After Courage Capital, Sinha joined Omidyar Network, founded by Pam and Pierre Omidyar. Till December 2013, he was a partner at ON and the managing director of Omidyar Network India Advisors. He also served on Omidyar Network's five - member global executive committee. During his time there, Omidyar's India portfolio grew to over 35 companies and organizations totaling investments worth over $100 million. At Omidyar, Sinha made venture capital investments in a variety of companies of which three went on to become unicorns: DailyHunt, Quikr, and Tata1mg. Several others were semi-unicorns including d.light, Aspiring Minds, Neogrowth, Vistaar Finance, and HealthKart. He also helped in funding the Indian Impact Investing Council.

Sinha has served on the boards of several companies and organizations, including Daily Hunt, d.light, iMerit and Janaagraha. He was invited to serve on the International Advisory Board of the International Finance Corporation, Washington DC.

==In the media==
Sinha was recognized as the Best Lok Sabha MP of the Year 2021 while the Standing Committee on Finance was awarded the Best Parliamentary Committee in 2022, 2023, and 2024. Based on his five year record, he was awarded as a top Parliamentarian by the President of India.

Sinha has been quoted in the global media for his views on business and economic policy, including in The Economist, the Wall Street Journal, Business Week, the New York Times, CNN, Bloomberg, and CNBC. His essays and op-eds have been published in several major publications, including the Harvard Business Review and the Financial Times.

== Social media ==

In 2018, Jayant Sinha found himself at the center of a controversy when he was allegedly seen garlanding individuals convicted by a Fast-Track Court in connection with a lynching case. The case, which had drawn significant public attention, involved the tragic death of a Muslim man. Sinha's actions were interpreted by some as supportive of the convicts, leading to public criticism, including from his father, Yashwant Sinha.

However, Sinha clarified his position through multiple statements and a series of tweets, emphasizing that his actions were misunderstood. He strongly condemned all forms of violence and vigilantism, reaffirming his belief in the rule of law. Sinha highlighted that his intention was never to condone any unlawful behavior but to ensure that justice was served fairly. He expressed deep regret if his actions were misinterpreted as support for vigilantism.

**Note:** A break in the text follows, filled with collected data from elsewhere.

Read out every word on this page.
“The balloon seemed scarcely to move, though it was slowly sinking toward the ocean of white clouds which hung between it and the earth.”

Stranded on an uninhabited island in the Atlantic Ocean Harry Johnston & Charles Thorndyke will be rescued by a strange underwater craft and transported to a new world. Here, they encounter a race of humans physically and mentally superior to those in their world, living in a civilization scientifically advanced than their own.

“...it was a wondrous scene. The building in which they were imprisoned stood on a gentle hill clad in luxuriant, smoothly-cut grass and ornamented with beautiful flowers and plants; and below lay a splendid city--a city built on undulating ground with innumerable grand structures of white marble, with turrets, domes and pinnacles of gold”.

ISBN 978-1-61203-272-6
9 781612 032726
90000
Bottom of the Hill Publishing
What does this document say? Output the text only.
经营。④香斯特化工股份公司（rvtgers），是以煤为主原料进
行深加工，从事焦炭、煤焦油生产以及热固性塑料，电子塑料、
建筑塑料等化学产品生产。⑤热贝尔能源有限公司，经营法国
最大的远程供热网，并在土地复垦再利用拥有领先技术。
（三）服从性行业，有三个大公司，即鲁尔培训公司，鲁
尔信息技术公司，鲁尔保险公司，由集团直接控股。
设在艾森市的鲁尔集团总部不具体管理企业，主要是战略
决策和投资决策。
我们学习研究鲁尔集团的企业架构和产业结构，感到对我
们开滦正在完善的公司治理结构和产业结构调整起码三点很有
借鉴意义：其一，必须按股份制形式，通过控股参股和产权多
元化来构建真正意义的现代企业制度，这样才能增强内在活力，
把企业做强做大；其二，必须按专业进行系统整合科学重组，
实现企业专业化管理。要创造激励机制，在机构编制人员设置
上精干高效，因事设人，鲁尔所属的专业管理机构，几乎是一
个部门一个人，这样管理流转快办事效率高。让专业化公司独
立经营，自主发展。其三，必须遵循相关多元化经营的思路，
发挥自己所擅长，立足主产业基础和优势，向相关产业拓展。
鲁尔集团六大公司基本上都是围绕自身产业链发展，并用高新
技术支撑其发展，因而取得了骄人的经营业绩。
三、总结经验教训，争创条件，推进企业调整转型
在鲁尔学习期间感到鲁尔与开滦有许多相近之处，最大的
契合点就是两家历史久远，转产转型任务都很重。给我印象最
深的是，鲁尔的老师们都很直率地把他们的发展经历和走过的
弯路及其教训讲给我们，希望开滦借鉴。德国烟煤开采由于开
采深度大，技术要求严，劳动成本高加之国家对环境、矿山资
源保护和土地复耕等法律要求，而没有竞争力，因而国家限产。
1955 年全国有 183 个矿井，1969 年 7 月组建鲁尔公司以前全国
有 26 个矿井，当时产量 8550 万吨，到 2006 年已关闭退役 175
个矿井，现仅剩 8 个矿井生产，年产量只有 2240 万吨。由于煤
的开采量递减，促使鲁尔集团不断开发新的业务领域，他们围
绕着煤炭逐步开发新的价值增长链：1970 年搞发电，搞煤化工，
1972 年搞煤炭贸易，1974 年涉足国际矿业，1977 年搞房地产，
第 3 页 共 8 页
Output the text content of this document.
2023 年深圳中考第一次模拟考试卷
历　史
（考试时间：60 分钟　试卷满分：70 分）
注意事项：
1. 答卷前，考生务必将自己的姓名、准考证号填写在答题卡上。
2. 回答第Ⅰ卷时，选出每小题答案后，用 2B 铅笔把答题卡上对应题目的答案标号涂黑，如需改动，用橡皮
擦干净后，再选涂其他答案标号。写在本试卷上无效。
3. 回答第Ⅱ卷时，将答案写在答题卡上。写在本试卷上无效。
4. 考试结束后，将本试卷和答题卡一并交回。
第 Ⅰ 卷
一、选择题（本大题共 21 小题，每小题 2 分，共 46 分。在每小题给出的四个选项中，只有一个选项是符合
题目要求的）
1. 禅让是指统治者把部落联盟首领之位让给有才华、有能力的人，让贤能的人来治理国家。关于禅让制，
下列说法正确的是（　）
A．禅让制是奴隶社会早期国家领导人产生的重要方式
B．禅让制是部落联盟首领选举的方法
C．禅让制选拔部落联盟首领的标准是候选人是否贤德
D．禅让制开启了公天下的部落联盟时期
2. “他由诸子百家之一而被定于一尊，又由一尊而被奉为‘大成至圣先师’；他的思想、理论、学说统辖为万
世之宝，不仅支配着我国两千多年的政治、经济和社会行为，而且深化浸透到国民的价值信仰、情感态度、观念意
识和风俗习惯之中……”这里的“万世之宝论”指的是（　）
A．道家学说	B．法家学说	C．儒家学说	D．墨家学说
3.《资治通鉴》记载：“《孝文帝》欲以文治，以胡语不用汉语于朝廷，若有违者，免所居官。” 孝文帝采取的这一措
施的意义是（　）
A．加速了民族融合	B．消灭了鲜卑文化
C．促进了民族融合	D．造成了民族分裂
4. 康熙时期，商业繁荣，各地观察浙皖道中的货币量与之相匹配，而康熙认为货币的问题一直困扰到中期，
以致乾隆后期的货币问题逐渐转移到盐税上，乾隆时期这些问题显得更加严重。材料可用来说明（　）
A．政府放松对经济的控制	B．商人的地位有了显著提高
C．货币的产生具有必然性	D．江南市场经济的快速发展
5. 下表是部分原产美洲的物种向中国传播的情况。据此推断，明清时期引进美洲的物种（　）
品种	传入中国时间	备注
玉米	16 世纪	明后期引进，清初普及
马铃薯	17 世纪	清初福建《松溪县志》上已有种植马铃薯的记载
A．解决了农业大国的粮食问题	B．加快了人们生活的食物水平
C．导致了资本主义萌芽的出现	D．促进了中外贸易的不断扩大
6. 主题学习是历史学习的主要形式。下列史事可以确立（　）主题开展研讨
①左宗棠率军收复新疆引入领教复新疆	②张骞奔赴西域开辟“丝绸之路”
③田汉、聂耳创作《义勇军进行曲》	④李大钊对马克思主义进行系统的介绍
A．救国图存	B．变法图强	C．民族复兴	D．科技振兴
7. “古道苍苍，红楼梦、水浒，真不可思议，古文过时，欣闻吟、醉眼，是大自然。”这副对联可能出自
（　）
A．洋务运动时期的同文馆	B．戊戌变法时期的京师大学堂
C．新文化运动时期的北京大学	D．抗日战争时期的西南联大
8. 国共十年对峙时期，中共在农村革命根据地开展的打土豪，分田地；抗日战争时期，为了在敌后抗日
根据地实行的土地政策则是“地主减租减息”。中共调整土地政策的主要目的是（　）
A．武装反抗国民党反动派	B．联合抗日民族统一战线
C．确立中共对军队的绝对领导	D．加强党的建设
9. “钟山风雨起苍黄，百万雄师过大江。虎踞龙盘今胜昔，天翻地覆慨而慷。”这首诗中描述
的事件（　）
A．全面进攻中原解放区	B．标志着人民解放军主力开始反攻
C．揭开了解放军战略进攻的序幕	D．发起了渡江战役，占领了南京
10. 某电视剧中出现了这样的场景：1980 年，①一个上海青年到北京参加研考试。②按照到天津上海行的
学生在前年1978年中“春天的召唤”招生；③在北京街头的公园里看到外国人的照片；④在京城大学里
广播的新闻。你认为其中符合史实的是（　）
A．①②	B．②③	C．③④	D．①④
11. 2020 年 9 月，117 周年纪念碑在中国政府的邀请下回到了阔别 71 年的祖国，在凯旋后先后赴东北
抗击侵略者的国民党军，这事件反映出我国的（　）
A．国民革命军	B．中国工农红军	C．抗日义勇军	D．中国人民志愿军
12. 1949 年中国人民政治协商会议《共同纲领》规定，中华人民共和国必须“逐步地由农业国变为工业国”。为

Sinha's involvement in the case began in April 2018, after the Fast-Track Court sentenced the accused to life imprisonment. Concerned about the legal process, Sinha and local BJP leaders facilitated legal assistance for the convicts, who were later granted bail by the Hon'ble Ranchi High Court. The High Court, in its order, noted a lack of specific evidence against the accused and thus released them on bail.

Through media interviews and public statements, Sinha emphasized that his efforts were aimed at ensuring justice for all, seeking to prevent wrongful punishment of the innocent while also holding the guilty accountable.

Sinha never met with the family of the victims of the mob lynching even though they were just constituents. His efforts were focused exclusively on the helping the accused.